Notifications You must be signed in to change notification settings

jdinalt/forgather

Repository files navigation

Forgather

Forgather is a configuration-driven ML framework that uses template inheritance and code generation to eliminate configuration duplication and enable systematic experimentation. Instead of copying and modifying entire config files, you inherit from base templates and specify only what changes.

Key Benefits:

  • No Config Duplication - Inherit and override instead of copy-paste
  • Types as Hyperparameters - Change optimizers, models, datasets in config files
  • Full Reproducibility - Automatic snapshots of code and configs with each run
  • Pipeline Parallel Trainer - Includes Pipeline Parallel trainer, optmized for training on consumer GPUs
  • Extensible Trainers - Easily extensible trainer implementation for modification and experimentation
  • Dynamic Models Library - Define and customize model architectures entirely through configurtion files
  • Templates Library - Extensive templates library for tokenizers, models, trainers, datasets, etc.

News

  • Dec 14 Multiple new features:
    • Forgather's models now work with vLLM, in both Tensor and Pipeline parallel mode. See documentation.
    • Added support for fused-linear-causal-loss, which significantly reduces peak memory requirements for training models with large vocabularies. example usage. We support the following implementations: Liger, CCE, PyTorch compiled
    • Added a Triton implementation of Forgather's Adafactor Optimizer. This reduces peak memory further and speeds up training.
    • Enabled support for loading models with device_map="auto", which allows our inference server to shard models across multiple GPUs.
  • Nov 17, Completed a major overhaul of the model conversion tool and added support for Mistral, Qwen3 models, and Llama models with RoPE scaling and tied word embeddings.
  • Nov 9, OpenAssistant Dataset - High-quality example demonstrating how to build custom datasets that dynamically generate examples on-the-fly. Features quality-weighted sampling from conversation trees, sequence packing, multi-language support, and deterministic generation. Includes complete Python examples and extensive documentation. There is also a demo finetune project.
  • Nov 4, Added support for packed sequences and Flex Attention. Updating Samantha tutorial to demonstrate. Models now support KV cache.
  • Oct 21, H.P. Lovecraft Project - Learn how to create workspaces and projects, while training a model to summon the Elder Gods. You can perform full-finetuning (not LoRA) on a 7B model, with a context length of up to 16K on a single 24 GB GPU!
  • Oct 19, Samantha -- New tutorial on how to perform full finetuning on a 7B parameter model on a single, 24 GB, GPU on the "Samantha" dataset -- she believes she is sentient!
  • Torch Titan integration -- Use Forgather to configure Torch Titan

Table of Contents

Quick Start

1. Install Forgather:

# Requires python >= 3.10
# Setup python virtual envrionment for install
# You can also use conda or whatever you are most comfortable with.
python3 -m venv /path/to/new/venv

# Activate the virtaul environment
source /path/to/new/venv/bin/activate

git clone https://github.com/jdinalt/forgather.git
cd forgather
pip install -e .

# Verify install works with CLI
forgather ls -r

Note: We are using bleeding-edge PyTorch features, like flex-attention, which require PyTorch 2.9.0. If you are updating from a previous install, run 'pip install -e .' again to force uprading to the latest libraries. If in doubt, nuke your venv and rebuild it.
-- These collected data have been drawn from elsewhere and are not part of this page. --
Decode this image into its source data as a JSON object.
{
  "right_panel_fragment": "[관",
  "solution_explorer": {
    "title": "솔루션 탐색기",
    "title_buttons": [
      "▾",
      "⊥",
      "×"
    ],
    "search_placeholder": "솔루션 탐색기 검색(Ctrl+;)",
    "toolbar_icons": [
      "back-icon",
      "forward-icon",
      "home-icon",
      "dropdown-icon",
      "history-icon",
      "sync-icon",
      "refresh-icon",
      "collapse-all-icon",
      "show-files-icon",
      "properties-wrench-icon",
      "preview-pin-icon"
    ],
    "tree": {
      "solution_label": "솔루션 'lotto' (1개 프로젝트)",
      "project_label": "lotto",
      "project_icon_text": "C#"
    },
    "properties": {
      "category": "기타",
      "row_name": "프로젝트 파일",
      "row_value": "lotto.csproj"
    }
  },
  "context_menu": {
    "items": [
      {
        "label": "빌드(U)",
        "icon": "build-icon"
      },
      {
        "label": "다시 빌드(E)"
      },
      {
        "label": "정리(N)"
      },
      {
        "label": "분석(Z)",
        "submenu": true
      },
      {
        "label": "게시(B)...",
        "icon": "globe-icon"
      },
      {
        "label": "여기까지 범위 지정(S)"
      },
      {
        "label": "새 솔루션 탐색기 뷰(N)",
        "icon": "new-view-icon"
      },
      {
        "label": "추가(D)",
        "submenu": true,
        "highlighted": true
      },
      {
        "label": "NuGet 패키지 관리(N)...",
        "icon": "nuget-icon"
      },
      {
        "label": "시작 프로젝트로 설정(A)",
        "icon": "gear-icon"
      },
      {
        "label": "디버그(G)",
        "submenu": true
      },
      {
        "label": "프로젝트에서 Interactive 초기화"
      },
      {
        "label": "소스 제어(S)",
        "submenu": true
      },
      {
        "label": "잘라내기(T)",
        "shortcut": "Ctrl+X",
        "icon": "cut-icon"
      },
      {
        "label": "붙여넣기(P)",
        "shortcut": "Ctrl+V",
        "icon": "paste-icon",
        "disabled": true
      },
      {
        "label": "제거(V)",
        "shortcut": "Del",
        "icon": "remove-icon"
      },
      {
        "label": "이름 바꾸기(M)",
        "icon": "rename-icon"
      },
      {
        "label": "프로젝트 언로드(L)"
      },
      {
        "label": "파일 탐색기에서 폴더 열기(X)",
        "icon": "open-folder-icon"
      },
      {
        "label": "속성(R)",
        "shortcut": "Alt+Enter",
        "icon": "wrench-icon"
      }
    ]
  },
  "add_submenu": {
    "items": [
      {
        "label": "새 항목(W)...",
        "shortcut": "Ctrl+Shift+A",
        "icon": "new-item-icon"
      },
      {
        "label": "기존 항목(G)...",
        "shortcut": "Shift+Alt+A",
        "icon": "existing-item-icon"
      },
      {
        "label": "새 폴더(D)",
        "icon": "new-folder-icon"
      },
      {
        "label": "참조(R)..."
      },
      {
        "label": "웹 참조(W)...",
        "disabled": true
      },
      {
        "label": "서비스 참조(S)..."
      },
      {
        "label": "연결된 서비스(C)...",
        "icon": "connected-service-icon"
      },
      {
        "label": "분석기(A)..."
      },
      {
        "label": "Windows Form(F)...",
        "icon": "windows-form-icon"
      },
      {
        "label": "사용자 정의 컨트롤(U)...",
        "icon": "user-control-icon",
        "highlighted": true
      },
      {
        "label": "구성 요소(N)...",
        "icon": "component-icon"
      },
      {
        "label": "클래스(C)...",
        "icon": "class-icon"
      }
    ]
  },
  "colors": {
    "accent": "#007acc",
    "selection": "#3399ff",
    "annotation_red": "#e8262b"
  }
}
Flex attention also depends upon having a working C compiler and python development packages installed.

sudo apt-get install build-essential python3-dev

2. Try a tutorial project:

See: ./examples/tutorials/tiny_llama/project_index.ipynb

Or, from the comamand-line...

# Optional
forgather -i                                    # Start interactive Forgather shell

forgather ls -r                                 # List all forgather projects
cd examples/tutorials/tiny_llama
forgather index                                 # Show project summary
forgather ls                                    # List available configs
forgather -t train_tiny_llama.yaml pp | less    # Show pre-processed configuration
forgather -t train_tiny_llama.yaml train        # Train model

3. Monitor and control:

forgather -t train_tiny_llama.yaml tb           # Start Tensorboard

forgather control list                          # List running traininig jobs
forgather control status JOB_ID                 # Get status of training job
fogrgater control [stop|abort|save] JOB_ID      # Control training jobs

4. Test Model Inference:

# Start inference server
forgather inf server -c -m /path/to/model

# Perform text completion on prompt
forgather inf client --completion "Once upon a time"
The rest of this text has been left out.